Japanese ocean forwarder K-Line is planning to use Sri Lanka’s Magampura Mahinda Rajapaksa Port (MRMRP) – more popularly known as known as Hambantota – as its future regional distribution hub for finished vehicles bound for Africa and the Persian Gulf.

Recently, K-Line established a new transshipment record at Hambantota, involving the dropping off of 3,300 Indian-built vehicles to be later rotated out by sea to customers in Africa.

According to K-Line's local agents, ABC Shipping, the Japanese company believes that Hambantota has very definite potential to fulfill a key transshipment role, in the process speeding up existing cargo delivery times. The port, it was noted, has implemented a series of developments since it began operating in 2012.

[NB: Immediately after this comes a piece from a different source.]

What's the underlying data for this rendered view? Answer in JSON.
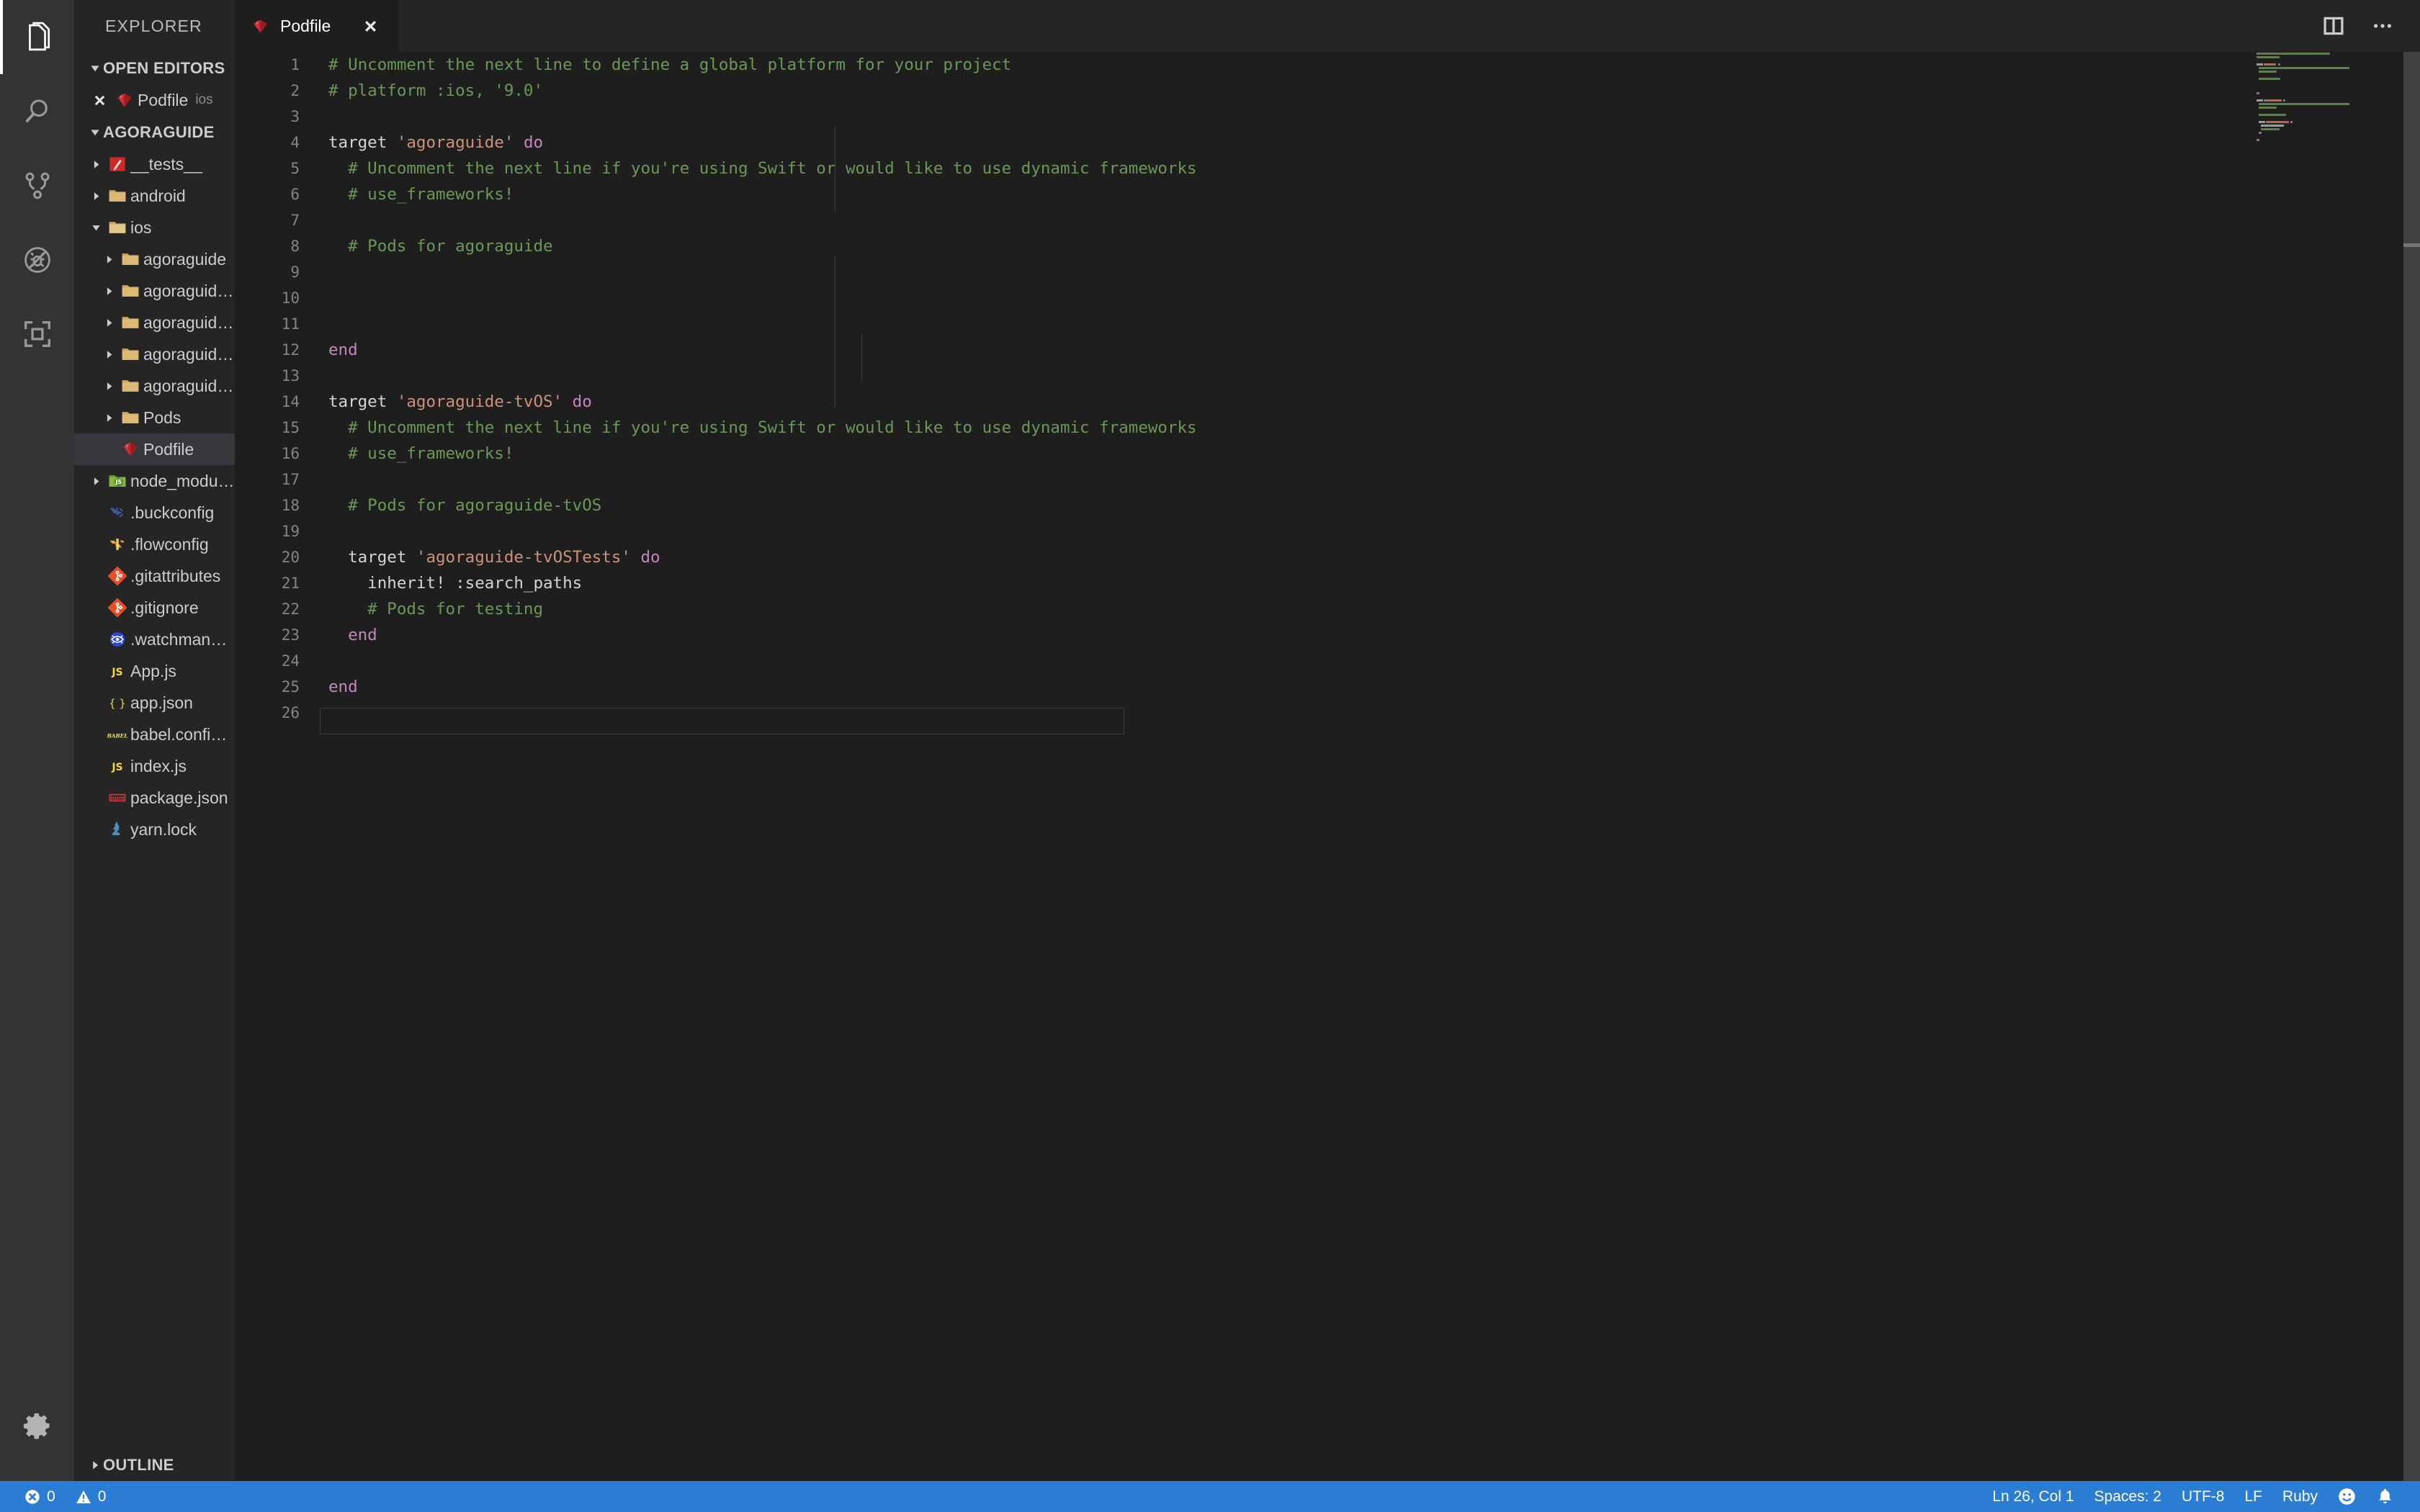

Wasantha Talagala, managing director of ABC Shipping, explained that K-Line is now conducting stevedore training at Hambantota in advance of ramping up transshipment volumes. The training programme, which is being overseen by the Sri Lanka Ports Authority (SLPA), will be completed by the end of January this year.

ABC Shipping’s general manager, Tressel Silva, also revealed that K-Line's decision to consider Hambantota as a hub had been driven by the port authority's decision to offer highly competitive tariffs.

The increase in transshipment volumes has been confirmed by statistics released by the port for 2014. In the 12 months to the end of December, 254 car carriers called at the port, compared to just 137 in the whole of 2013, equivalent to growth of 85%. In the same period, the throughput of finished vehicles rose from 64,524 units to 188,791 units, up 192%. Of that total, 37,631 units were for domestic consumption, leaving 151,160 units to be transshipped. This latter figure was almost 400% higher than that posted in 2013.

Since the port opened for business in June 2012, some 422 car carriers have called there, generating 69,912 import units and 194,152 units for transshipment.

Massive development is being undertaken in and around the port to allow Hambantota to offer a range of services, including bunkering, thus ensuring it can operate as a hub port in the Indian Ocean and ensure that everything needed to guarantee supply chain management is in place, too.

Previously, car carriers called at Sri Lanka's main port of Colombo; however, this facility was rife with delays, prompting the national ports authority, the SLPA, to reroute all ro-ro shipping to Hambantota as of 6th June 2012, which has subsequently shown itself to be a reliable facility for international maritime transport in the region.